For the title of his last song, “Murder Most Foul,” Bob Dylan borrowed from Shakespeare. For his unexpectedly rapid-fire follow-up, he’s cribbing from Walt Whitman. “I Contain Multitudes” takes its name (and the final line of each stanza) from a famous parenthetical thought in Whitman’s “Song of Myself.” And true to the declaration of personal complexity, the tune itself contains a legion’s worth of thoughts and attitudes… although, at a mere four and a half minutes long, not quite as many multitudes as the 17-minute “Murder.”
The two songs together represent quite a break in the drought of new material from Dylan, who hadn’t released a previously unheard song since 2012’s “Tempest” until he put out “Murder Most Foul” in a sneak attack at midnight March 27. Just three weeks later, he’s doubled the amount of fresh songs, with “I Contain Multitudes” also getting a midnight ET/9 PT surprise release with no advance warning.

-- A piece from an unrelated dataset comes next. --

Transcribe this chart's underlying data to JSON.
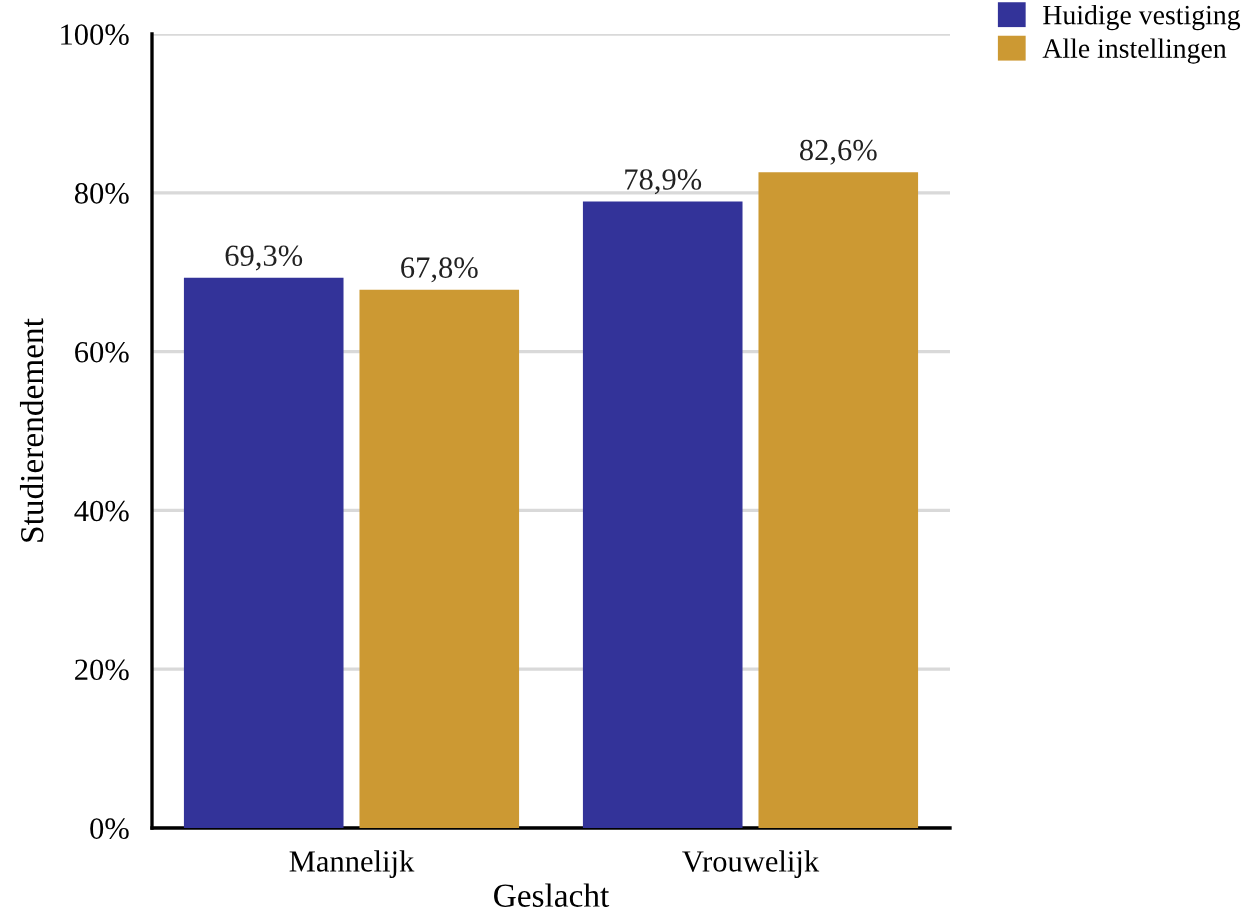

Although it’s only a fourth as long as “Murder,” “Multitudes” does share some similarities with its immediate predecessor, including a drumless, rolling sound in which a scant few players, including a steel guitarist, seem to be gently improvising on a theme as they go along.

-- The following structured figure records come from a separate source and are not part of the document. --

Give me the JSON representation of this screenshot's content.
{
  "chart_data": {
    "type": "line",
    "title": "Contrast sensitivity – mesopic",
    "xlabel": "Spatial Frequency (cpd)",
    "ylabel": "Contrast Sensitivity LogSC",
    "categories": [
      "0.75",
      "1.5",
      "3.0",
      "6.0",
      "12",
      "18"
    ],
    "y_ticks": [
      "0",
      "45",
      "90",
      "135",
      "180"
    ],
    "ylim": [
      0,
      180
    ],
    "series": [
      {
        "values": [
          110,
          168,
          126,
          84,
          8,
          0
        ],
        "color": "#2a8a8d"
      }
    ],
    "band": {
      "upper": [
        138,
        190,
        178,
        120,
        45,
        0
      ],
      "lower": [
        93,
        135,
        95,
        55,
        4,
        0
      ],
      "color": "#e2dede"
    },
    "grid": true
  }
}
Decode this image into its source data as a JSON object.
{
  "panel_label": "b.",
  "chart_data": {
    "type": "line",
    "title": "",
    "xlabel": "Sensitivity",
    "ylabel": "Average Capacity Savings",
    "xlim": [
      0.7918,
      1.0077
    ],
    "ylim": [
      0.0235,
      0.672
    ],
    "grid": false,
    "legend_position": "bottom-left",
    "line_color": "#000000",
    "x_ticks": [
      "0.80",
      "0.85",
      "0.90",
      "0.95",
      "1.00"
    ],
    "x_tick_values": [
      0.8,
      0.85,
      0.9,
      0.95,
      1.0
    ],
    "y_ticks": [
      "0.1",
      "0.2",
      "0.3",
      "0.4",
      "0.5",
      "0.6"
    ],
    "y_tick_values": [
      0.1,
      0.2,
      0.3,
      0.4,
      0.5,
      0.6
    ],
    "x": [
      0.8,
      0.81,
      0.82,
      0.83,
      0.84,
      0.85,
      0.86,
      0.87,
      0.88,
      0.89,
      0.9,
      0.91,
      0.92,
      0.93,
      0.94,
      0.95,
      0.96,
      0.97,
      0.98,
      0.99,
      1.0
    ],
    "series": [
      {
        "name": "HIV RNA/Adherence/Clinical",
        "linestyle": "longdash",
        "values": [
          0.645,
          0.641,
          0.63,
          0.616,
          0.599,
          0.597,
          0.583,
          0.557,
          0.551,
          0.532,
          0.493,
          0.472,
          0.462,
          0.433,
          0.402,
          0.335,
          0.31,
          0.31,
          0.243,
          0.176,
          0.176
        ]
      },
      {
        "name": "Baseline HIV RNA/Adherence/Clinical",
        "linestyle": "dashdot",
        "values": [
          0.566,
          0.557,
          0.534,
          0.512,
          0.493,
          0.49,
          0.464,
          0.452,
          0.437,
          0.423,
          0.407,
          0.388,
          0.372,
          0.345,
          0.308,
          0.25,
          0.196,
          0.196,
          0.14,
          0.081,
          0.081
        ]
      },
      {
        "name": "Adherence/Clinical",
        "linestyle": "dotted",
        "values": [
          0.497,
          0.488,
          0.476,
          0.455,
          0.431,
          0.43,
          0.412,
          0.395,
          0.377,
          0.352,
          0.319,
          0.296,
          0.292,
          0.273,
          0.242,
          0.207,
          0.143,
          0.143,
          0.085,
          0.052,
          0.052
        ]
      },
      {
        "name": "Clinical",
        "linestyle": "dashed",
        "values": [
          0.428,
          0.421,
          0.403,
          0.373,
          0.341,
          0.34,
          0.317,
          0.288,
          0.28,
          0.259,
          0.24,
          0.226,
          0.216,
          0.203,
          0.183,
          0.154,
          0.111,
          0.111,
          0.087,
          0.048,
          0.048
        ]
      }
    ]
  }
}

It also shares a flare for bizarre juxtapositions of cultural references, although not nearly on the bounteous level of the more epic song from three weeks ago. The most likely-to-be-quoted lyrics:
I’m just like Anne Frank, like Indiana Jones
And them British bad boys, the Rolling Stones
But the song isn’t so much of a triptych of Dylan’s record collection this time around, although there’s still a lot of cataloguing going on. It’s more like he’s thumbing through his many moods. At one point, he sounds like the defeated, lovelorn figure of so much of his 23-year-old “Time Out of Mind” album:
I’ll drink to the truth and the things we said
I’ll drink to the man that shares your bed
And he adds, “Half my soul, baby, belongs to you.” But later, he’s dismissive, even contemptuous, of a woman. The same one, or an unworthy successor? Who’s to say?

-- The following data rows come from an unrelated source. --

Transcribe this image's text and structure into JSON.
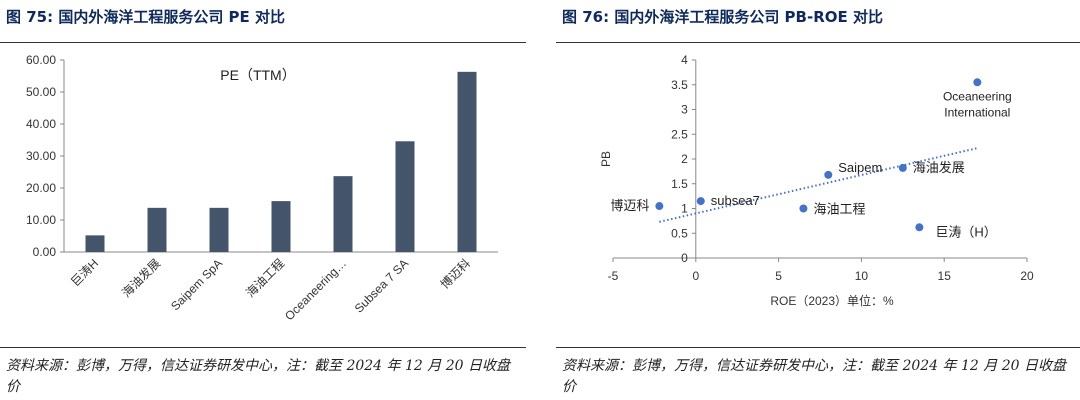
{
  "left": {
    "figure_title": "图 75:  国内外海洋工程服务公司 PE 对比",
    "source": "资料来源：彭博，万得，信达证券研发中心，注：截至 2024 年 12 月 20 日收盘价"
  },
  "right": {
    "figure_title": "图 76:  国内外海洋工程服务公司 PB-ROE 对比",
    "source": "资料来源：彭博，万得，信达证券研发中心，注：截至 2024 年 12 月 20 日收盘价"
  },
  "colors": {
    "bar": "#44546a",
    "point": "#4472c4",
    "trend": "#4472c4",
    "title": "#0f2a5a"
  },
  "chart_data": [
    {
      "type": "bar",
      "title": "PE（TTM）",
      "categories": [
        "巨涛H",
        "海油发展",
        "Saipem SpA",
        "海油工程",
        "Oceaneering…",
        "Subsea 7 SA",
        "博迈科"
      ],
      "values": [
        5.2,
        13.8,
        13.8,
        15.9,
        23.7,
        34.6,
        56.3
      ],
      "ylim": [
        0,
        60
      ],
      "yticks": [
        0,
        10,
        20,
        30,
        40,
        50,
        60
      ],
      "ytick_labels": [
        "0.00",
        "10.00",
        "20.00",
        "30.00",
        "40.00",
        "50.00",
        "60.00"
      ],
      "grid": false
    },
    {
      "type": "scatter",
      "xlabel": "ROE（2023）单位：%",
      "ylabel": "PB",
      "xlim": [
        -5,
        20
      ],
      "ylim": [
        0,
        4
      ],
      "xticks": [
        -5,
        0,
        5,
        10,
        15,
        20
      ],
      "xtick_labels": [
        "-5",
        "0",
        "5",
        "10",
        "15",
        "20"
      ],
      "yticks": [
        0,
        0.5,
        1,
        1.5,
        2,
        2.5,
        3,
        3.5,
        4
      ],
      "ytick_labels": [
        "0",
        "0.5",
        "1",
        "1.5",
        "2",
        "2.5",
        "3",
        "3.5",
        "4"
      ],
      "points": [
        {
          "label": "博迈科",
          "x": -2.2,
          "y": 1.05
        },
        {
          "label": "subsea7",
          "x": 0.3,
          "y": 1.15
        },
        {
          "label": "海油工程",
          "x": 6.5,
          "y": 1.0
        },
        {
          "label": "Saipem",
          "x": 8.0,
          "y": 1.68
        },
        {
          "label": "海油发展",
          "x": 12.5,
          "y": 1.82
        },
        {
          "label": "巨涛（H）",
          "x": 13.5,
          "y": 0.62
        },
        {
          "label": "Oceaneering International",
          "x": 17.0,
          "y": 3.55
        }
      ],
      "trendline": {
        "type": "linear",
        "from": {
          "x": -2.2,
          "y": 0.73
        },
        "to": {
          "x": 17.0,
          "y": 2.22
        }
      },
      "grid": false
    }
  ]
}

Get lost, madame, get up off my knee
Keep your mouth away from me
As with so many Dylan songs, individual couplets make perfect sense, then seem to be contradicted by something that follows. But maybe more than in any previous song, the rationale for that intra-song shape-shifting is summed up in the title itself. It’s not that “I’m Not There,” as the avant-garde biopic about him claimed; it’s that he’s everywhere. And if you want the tender Dylan or the snide one, the Dylan who quotes Blake or Bowie and Mott the Hoople, the lover or the fighter, they’re all here somewhere in one of these defiantly un-self-defining verses. “What more can I tell you? I sleep with life and death in the same bed,” Dylan sings, sending all the fan who were up late enough to get an unexpected treat off to their rest.
Dylan didn’t release any statement with this song, as he did with the March one, and whether the rumored new album is really on the way remains as much of a mystery as ever. Now, there’s reason to suspect that the man who sounded the alarm on changing times five and a half decades ago may have embraced change so much that he’s joined some of the kids in adopting a singles model.